Ana curled her fingers together on her lap. Well that shouldn’t surprise her. She waited until her father closed his eyes and his breathing grew slower and heavier, then turned to face Dombrant. ‘So what’s your mission now, Warden?’ she asked.

‘We’re taking you across the border to Scotland.’

‘Well we’re going the wrong way,’ she said.

‘We’ve got to stop off first for supplies.’

Ana looked away. If the Warden was going to lie, he could at least make sense. Ashby Barber could buy supplies anywhere he wanted. ‘So why did he say we were going home?’

‘Because it’s all at that farmhouse where you used to live.’

No, please no.
She fastened her seatbelt and clung to it as though it could shield her from an approaching collision.

She hadn’t been back to the farmhouse since the day she found her mother dead in the barn.

18

Home

Twenty-three years ago, at the time of the global collapse, hundreds of thousands of people attempted to flee the Cities to the countryside to live off the land. The National Central Bank employed an army to patrol their thirteen million hectares of agricultural territory. The majority of city dwellers were pushed back into the towns. But ten years ago, as a child growing up on a farm surrounded by National Central agricultural territory, Ana sometimes wouldn’t see a guard for weeks.

Now they cruised along the A31 out of Guildford and apart from the cyclists and street vendors in town, the roads were empty. She glanced at her father slumped against the van window. It was true he looked pale. Grey rings circled his eyes. His oval face was gaunt.

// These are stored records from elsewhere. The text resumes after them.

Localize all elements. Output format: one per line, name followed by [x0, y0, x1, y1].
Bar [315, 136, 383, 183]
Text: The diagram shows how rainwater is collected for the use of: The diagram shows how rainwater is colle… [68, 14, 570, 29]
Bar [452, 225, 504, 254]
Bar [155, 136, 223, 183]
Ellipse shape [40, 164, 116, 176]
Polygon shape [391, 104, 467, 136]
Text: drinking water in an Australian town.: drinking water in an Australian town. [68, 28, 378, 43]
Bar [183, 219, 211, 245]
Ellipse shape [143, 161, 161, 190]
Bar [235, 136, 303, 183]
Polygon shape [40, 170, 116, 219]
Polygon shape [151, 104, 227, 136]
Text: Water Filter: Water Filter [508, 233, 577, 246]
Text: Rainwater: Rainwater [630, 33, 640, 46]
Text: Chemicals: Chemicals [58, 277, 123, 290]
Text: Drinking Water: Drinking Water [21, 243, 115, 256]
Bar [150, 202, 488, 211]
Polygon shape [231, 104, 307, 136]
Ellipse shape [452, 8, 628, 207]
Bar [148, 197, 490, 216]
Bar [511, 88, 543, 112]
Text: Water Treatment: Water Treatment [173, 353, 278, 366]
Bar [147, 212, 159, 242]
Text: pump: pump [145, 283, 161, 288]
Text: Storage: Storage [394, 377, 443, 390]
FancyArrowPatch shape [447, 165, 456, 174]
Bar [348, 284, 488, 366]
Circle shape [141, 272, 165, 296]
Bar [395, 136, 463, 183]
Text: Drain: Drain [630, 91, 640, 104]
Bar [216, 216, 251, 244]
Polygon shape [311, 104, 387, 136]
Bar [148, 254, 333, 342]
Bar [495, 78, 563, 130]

She thought of Cole on the hard wood floor in the back, and hoped he hadn’t woken up and thought she’d gone missing.

Golden fields of corn swished past. They turned off the main road down a country lane. From time to time they passed abandoned houses owned by the National Bank or rich Pures who never came here anymore.

After the morning she’d discovered her mother dead in the barn, she and the young housekeeper, Sarah, who her father had employed to keep an eye on her mother, went to stay on a nearby farm, run by a stern woman who Ana’s father paid generously for the inconvenience. The arrangement was only meant to have lasted for a couple of weeks. But Sarah, a fairly useless housekeeper, was an even more useless farmhand. She quit, leaving Ana alone with Joan. Weeks turned into months. Ana followed her own home-schooling programme. She’d pretty much been looking after her own education with her mum anyway. Afternoons were spent helping Joan in the fields, or the orchard, and once or twice Joan had taken her hunting.